La droite libérale entend donner à tous une plus grande liberté d’entreprendre (ce que je souhaite) tout en cherchant à policer la société (ce que je déplore).

Dun côté on dit plus de liberté, de l’autre moins de liberté. C’est un discours schizophrène. Comment accorder de la liberté d’un côté en la retirant d’un autre ? Je ne vois guère qu’une solution : en favorisant une classe sociale par rapport à une autre. Le discours schizophrène risque de provoquer une fracture sociale irréparable.

Quand on est pour la liberté, ce qui est mon cas, on est pour la liberté de tous et dans tous les domaines. Par exemple, on ne peut pas être libéral en économie et pas libéral dans les mœurs. Un vrai libéral ne peut qu’être pour le mariage des homosexuels. Il est impossible d’établir des zones de liberté avec sur leur frontières des murs infranchissables.

Il y a un bug dans le discours de la droite libérale. Il y en aussi dans celui de la gauche, mais c’est une autre histoire.

PS1 : Pour moi, le mariage ne réduit pas la liberté mais l’augmente. En tout cas, telle est mon expérience de la vie de couple. Si ce n’était pas le cas, je ne vois pas pourquoi les gens resteraient ensembles. Que tous ceux qui jugent que leur couple réduit leurs libertés se séparent immédiatement !

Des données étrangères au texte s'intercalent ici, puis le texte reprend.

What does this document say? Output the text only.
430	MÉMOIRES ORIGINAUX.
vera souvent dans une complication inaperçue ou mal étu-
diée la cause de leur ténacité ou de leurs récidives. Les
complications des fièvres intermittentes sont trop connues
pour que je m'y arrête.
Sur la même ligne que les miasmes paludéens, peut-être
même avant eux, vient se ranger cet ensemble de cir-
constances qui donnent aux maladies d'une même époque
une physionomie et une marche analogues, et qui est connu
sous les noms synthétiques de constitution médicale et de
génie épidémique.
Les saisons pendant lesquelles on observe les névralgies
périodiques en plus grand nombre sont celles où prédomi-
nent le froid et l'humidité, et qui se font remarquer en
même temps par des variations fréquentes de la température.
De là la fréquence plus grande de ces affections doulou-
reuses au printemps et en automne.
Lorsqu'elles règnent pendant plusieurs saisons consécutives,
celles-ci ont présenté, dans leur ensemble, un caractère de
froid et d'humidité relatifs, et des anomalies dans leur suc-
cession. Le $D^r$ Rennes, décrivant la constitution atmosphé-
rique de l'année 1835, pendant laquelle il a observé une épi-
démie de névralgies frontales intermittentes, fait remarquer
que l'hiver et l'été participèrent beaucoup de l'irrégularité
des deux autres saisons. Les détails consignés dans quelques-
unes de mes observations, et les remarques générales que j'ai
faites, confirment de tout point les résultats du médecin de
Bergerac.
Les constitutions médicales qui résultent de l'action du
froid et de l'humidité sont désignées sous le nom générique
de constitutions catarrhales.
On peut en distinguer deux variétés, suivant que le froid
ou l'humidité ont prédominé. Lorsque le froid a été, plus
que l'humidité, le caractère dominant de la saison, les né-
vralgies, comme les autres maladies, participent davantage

PS2 : Si pour nous la liberté est la valeur supérieure, nous devons essayer de la renforcer, de faire que rien ne vienne l’altérer. Ma liberté, ce n’est pas seulement la mienne, c’est la notre. Donc en réduisant la liberté d’un autre, en le tuant par exemple, nous nous opposons à la liberté comme valeur supérieure au profit de notre seule liberté égoïste.

PS3 : Au fond de moi, je ne crois pas que la liberté puisse être la valeur supérieure. C’est pour ça que je crois à la nécessité d’une déclaration d’interdépendance. La liberté y apparaît comme une nécessité mais elle est, elle-même, soumise à l’interdépendance. En plus, l’interdépendance n’est pas un principe supérieur, c’est juste une constatation dont il faut tirer les conséquences. C’est un peu comme avec le réchauffement climatique. Il est là. Qu’est-ce qu’on fait ? Et dans ce cas, on doit faire quelque chose de toute urgence justement parce que nous sommes interdépendants. Nous ne sommes plus libres d’ignorer le réchauffement climatique.

PS4 : Le bug, c’est justement que les hommes politiques ne sont jamais libéraux. Ils utilisent le libéralisme quand ça les arrange. Un politicien n’est d’ailleurs jamais libre.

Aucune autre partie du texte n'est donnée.